Google senior executive says these startups face a tough road ahead
After an explosive two years for generative AI, a growing number of startups are discovering that a thin layer on top of someone else’s model is no longer enough. Darren Mowry, who leads Google’s global startup organization across Cloud, DeepMind and Alphabet, believes many companies built as simple large language model (LLM) wrappers or aggregators are entering a tougher phase where defensibility matters more than speed.
Why thin wrappers are stalling
LLM wrappers—products that add a user interface or narrow feature set on top of foundation models like Claude, GPT, or Gemini—thrived early on by focusing on specific audiences such as students, marketers, or sales teams. That approach helped teams move fast and ride the hype cycle, but expectations have shifted. Investors and customers now prize real moats: proprietary data, deep workflow integration, and differentiated IP.
Relying almost entirely on the underlying model to do the heavy lifting leaves little room for defensibility or margin. As Mowry suggests, the market’s patience for “white‑labeling” frontier models is waning. What’s working better are products that embed themselves into core workflows or bring exclusive data, compliance, and domain expertise—attributes that are costly and time-consuming to replicate.
What builds a moat in AI
- Proprietary or hard-to-replicate data: Unique datasets, first-party signals, and user feedback loops that meaningfully improve model outputs over time.
- Deep integration into workflows: Direct hooks into existing tools, processes, and systems of record that make switching painful and deliver measurable productivity gains.
- Domain expertise and guardrails: Vertical-specific reasoning, compliance, and safety layers that meet industry standards in areas like healthcare, finance, or law.
- Continuous learning and adaptation: Systems designed to improve with use, via reinforcement learning, retrieval pipelines, and fine-tuning tailored to customer contexts.
Some tools in coding and legal realms illustrate these principles by pairing strong product design with deep task understanding and tight integration, rather than relying on a generic chat interface.
Aggregators under pressure
AI aggregators—platforms that combine multiple models behind one interface or API and route workloads among them—also face mounting headwinds. While they offer orchestration, monitoring, and governance, the value pool available to middle layers tends to compress as model providers ship their own optimization, security, and enterprise features.
Enterprises increasingly want embedded intellectual property and decisioning logic—smart routing, retrieval, caching, and cost/latency optimization tuned to their data and use cases—rather than a generic switchboard for models.

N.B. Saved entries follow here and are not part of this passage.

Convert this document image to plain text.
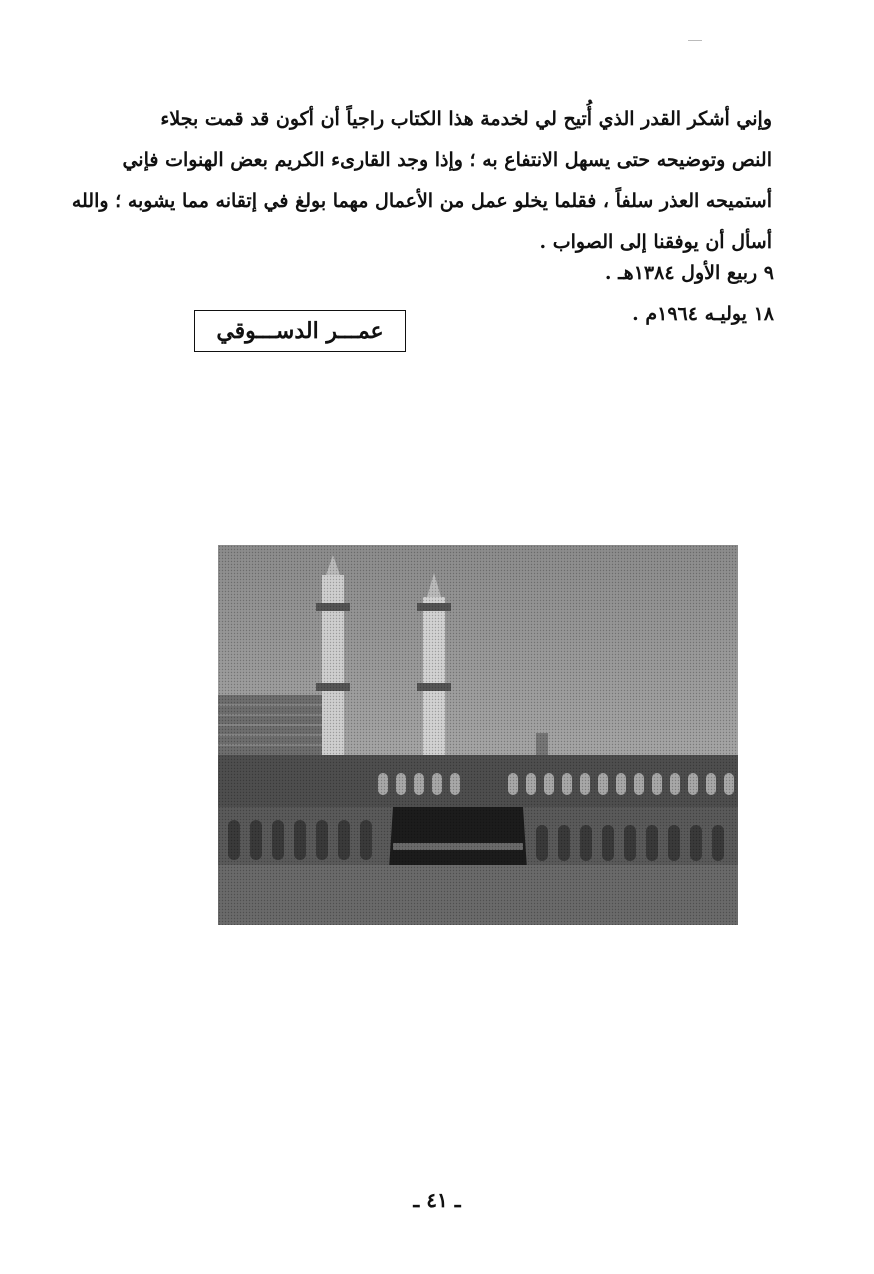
وإني أشكر القدر الذي أُتيح لي لخدمة هذا الكتاب راجياً أن أكون قد قمت بجلاء
النص وتوضيحه حتى يسهل الانتفاع به ؛ وإذا وجد القارىء الكريم بعض الهنوات فإني
أستميحه العذر سلفاً ، فقلما يخلو عمل من الأعمال مهما بولغ في إتقانه مما يشوبه ؛ والله
أسأل أن يوفقنا إلى الصواب .
٩ ربيع الأول ١٣٨٤هـ .
١٨ يوليـه ١٩٦٤م .
عمـــر الدســـوقي
ـ ٤١ ـ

Without distinctive capabilities or services, many aggregators risk being squeezed as providers improve their offerings and customers grow more sophisticated.
A pattern seen in the cloud era
The dynamic mirrors the early days of cloud computing. Back then, numerous startups tried to resell or repackage infrastructure for simplicity and consolidated billing. Over time, as cloud platforms expanded enterprise-grade features and customers learned to manage complexity, only intermediaries that delivered real services—security, migration, architecture, and DevOps—sustained durable businesses.
AI is tracing a similar arc: the further you move from commodity access and toward outcomes, integration, and trust, the harder you are to displace.
Where the momentum remains
Despite the cautionary outlook for thin wrappers and aggregators, there’s still substantial opportunity:
- Developer platforms and “vibe coding” tools: Products that compress the software creation loop—from idea to runnable code—continue to attract users and capital, especially when they pair powerful models with IDE-level integration, context awareness, and collaboration features.
- Direct-to-consumer creative tools: Consumer-facing AI for video, design, audio, and storytelling is expanding rapidly. As generative media improves, expect new workflows for students, independent creators, and studios, along with demand for rights management, safety, and provenance.
- Biotech and climate tech: These fields are benefiting from unprecedented access to large, high-quality datasets, accelerating discovery, simulation, and optimization in areas like protein design, materials, and grid management.
How startups can recalibrate
- Own your differentiation: Build around data, workflow depth, metrics, and reliability—not just prompts and UI. Show compounding advantages over time.
- Move up the stack: Offer outcomes, not engines. Tie your product to business KPIs such as cycle time, quality, and cost, and integrate where decisions are made.
- Invest in trust: Security, compliance, governance, and observability are now table stakes for enterprise adoption. Treat them as product, not paperwork.
- Design for change: Models, costs, and capabilities will keep shifting. Architect for portability, evaluation, and continuous improvement.
The bottom line
The easy wins from slapping a polished interface on top of a frontier model are fading. Startups that thrive from here will look less like thin wrappers and more like products with real moats: unique data, deeper integration, operational rigor, and clear, defensible value. Aggregators can endure—but only if they deliver differentiated services and outcomes that customers can’t get from model providers alone.